Here, I add a column (using mutate) calculating the difference between the two spelling test scores
# A tibble: 52 × 5
`First Name` `Last Name` Spelling1 Spelling2 Difference
<chr> <chr> <dbl> <dbl> <dbl>
1 Aaron Andrews 64 65 1
2 Byron Biggs 64 62 -2
3 Charles Cowen 40 45 5
4 Donna Davis 74 73 -1
5 Erin Edwards 69 70 1
6 Fernando Franco 67 60 -7
7 Gail Galaraga 71 70 -1
8 Harpo Henry 51 55 4
9 Irrida Ignacio 68 70 2
10 Jack Johanson 56 50 -6
# ℹ 42 more rows
# A tibble: 52 × 5
`First Name` `Last Name` Spelling1 Spelling2 Difference
<chr> <chr> <dbl> <dbl> <dbl>
1 Salim Salik 76 63 -13
2 Zebulon Zibberits 73 61 -12
3 Moe Mastrioni 58 49 -9
4 Laverne Lappenski 57 49 -8
5 Nathan Natts 47 39 -8
6 Victor Vaszquez 68 60 -8
7 Fernando Franco 67 60 -7
8 Jack Johanson 56 50 -6
9 Jill Johanson 61 55 -6
10 Petula Peters 64 60 -4
11 Nancy Nowits 44 40 -4
12 William Westerbeke 54 50 -4
13 Quincy Quirn 48 45 -3
14 Thelma Thwaites 43 40 -3
15 Byron Biggs 64 62 -2
16 Kleven Klipsch 51 49 -2
17 Donna Davis 74 73 -1
18 Gail Galaraga 71 70 -1
19 Bellinda Brown 38 37 -1
20 Dominik Dubrow 66 65 -1
21 Igor Ivanovich 53 52 -1
22 Orden Orford 53 52 -1
23 Sally Stebbens 51 50 -1
24 Thomas Tank 65 65 0
25 Xenum Xerxes 54 54 0
26 Charlotta Cowen 47 47 0
27 Erik Eriksen 55 55 0
28 Petre Popovich 52 52 0
29 Rhonda Rostropovich 50 50 0
30 Aaron Andrews 64 65 1
31 Erin Edwards 69 70 1
32 Usaka Urban 65 66 1
33 Yuan Young 59 60 1
34 Francis French 59 60 1
35 Kaleen Knowles 55 56 1
36 Velma Vauter 49 50 1
37 Irrida Ignacio 68 70 2
38 Mary Madison 68 70 2
39 Hillary Huan 61 63 2
40 Larry Lewis 40 42 2
41 Zephina Zoro 47 50 3
42 Harpo Henry 51 55 4
43 Angela Ash 64 68 4
44 Charles Cowen 40 45 5
45 Quadra Quickly 44 49 5
46 Xena Xerxes 57 62 5
47 Yannita Younts 63 68 5
48 Rahim Roberts 64 70 6
49 Wakana Watanabe 53 60 7
50 Uriah Urdahl 61 68 7
51 Guido Garcia 52 60 8
52 Oprah Oates 59 72 13
I sorted the difference from lowest to highest. The difference in Salim’s scores was pretty big, as they did way worse the second time.

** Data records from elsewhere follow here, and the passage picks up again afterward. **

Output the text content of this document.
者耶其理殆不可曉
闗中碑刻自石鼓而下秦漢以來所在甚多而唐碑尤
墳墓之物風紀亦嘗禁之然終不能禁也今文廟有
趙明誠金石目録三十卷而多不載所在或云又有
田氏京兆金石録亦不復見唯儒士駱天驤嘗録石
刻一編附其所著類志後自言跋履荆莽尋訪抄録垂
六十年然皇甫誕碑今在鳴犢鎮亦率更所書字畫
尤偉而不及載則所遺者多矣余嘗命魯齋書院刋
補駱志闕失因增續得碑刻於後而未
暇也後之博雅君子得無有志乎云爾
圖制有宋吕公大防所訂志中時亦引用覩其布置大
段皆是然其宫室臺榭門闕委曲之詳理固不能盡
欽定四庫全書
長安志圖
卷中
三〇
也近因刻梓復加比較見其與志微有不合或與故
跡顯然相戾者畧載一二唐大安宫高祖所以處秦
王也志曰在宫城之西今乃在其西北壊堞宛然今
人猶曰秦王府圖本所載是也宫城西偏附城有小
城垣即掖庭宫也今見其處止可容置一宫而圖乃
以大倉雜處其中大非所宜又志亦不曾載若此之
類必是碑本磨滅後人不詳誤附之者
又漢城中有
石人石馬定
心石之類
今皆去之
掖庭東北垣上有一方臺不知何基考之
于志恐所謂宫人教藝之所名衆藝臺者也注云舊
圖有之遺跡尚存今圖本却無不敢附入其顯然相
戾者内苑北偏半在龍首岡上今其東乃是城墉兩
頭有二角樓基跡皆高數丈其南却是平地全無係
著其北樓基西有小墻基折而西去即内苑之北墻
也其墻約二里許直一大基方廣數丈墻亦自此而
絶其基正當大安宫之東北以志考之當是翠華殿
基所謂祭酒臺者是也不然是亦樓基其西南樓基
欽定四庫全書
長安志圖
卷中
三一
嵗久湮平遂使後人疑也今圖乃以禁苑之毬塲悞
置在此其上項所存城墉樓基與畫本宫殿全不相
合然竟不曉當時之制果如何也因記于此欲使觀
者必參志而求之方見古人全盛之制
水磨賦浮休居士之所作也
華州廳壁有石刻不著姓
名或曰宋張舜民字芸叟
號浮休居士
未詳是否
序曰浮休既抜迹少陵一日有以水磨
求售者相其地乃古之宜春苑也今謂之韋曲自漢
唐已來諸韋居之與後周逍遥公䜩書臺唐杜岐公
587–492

But if you look and see, all the kids from Thelma to Zephina scored within 3 points of their first score.
That’s 29 of the 52 kids within 3. And 34 of the 52 kids scored within 4 points of their other test score.
I vote “pass” on the sniff test of my estimate of the standard error of measurement.